To modlitwa jest czuciem, czy tak?
Nie. Modlitwa jest spotkaniem!
Teraz rozumiem – odparł kamień – bo jeżeli spotykam się z kimś to rozmawiamy, uśmiechamy się do siebie i czujemy to, czego nawet nie wypowiadamy... Czy dobrze myślę?
Świetnie, właśnie tak.
Powiedz mi proszę, czy kamień musi być zimny i twardy... czy nie mógłby odczuwać tego co ty?
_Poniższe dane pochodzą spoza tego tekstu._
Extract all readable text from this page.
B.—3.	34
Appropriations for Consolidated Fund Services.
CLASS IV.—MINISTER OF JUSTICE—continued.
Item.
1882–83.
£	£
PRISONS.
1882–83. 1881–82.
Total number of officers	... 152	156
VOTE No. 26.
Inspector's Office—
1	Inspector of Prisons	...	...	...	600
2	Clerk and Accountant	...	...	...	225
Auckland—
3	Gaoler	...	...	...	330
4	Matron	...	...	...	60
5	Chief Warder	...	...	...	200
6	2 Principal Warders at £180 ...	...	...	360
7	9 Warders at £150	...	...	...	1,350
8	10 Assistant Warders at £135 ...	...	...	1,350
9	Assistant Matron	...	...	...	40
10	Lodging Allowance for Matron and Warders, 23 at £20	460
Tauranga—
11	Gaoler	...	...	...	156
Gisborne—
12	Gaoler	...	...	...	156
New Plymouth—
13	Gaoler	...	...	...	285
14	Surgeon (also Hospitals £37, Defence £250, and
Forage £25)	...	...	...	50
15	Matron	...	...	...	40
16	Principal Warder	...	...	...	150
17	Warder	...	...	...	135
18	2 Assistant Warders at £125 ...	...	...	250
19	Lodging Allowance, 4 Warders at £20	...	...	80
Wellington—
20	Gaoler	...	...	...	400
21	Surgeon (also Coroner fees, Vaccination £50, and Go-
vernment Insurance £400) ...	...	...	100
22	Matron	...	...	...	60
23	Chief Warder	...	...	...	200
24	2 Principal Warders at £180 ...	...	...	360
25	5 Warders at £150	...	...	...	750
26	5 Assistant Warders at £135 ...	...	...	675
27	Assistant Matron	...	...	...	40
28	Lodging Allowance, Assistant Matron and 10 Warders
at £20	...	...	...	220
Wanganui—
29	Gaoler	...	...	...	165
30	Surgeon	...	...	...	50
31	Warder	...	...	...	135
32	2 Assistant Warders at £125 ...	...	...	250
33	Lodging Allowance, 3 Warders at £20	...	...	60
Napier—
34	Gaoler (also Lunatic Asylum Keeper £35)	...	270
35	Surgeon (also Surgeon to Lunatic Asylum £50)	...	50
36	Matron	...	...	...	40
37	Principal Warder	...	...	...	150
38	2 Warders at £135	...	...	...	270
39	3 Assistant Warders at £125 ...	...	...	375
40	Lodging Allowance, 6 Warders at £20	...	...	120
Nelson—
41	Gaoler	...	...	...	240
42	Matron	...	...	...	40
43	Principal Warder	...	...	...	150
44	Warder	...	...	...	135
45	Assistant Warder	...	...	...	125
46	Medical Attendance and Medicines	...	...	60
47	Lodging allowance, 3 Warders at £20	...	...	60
Nie wiem. Zawsze tak było, że kamienie nic nie czuły, były zimne i twarde.
Ale to, co ty mówisz o modlitwie jest takie piękne.
Powiedz Mu, żeby dał mi serce takie, jakie masz ty. Z ciała. Żeby zabrał mi serce kamienne. Jak ty musisz być szczęśliwy, że możesz z Nim rozmawiać!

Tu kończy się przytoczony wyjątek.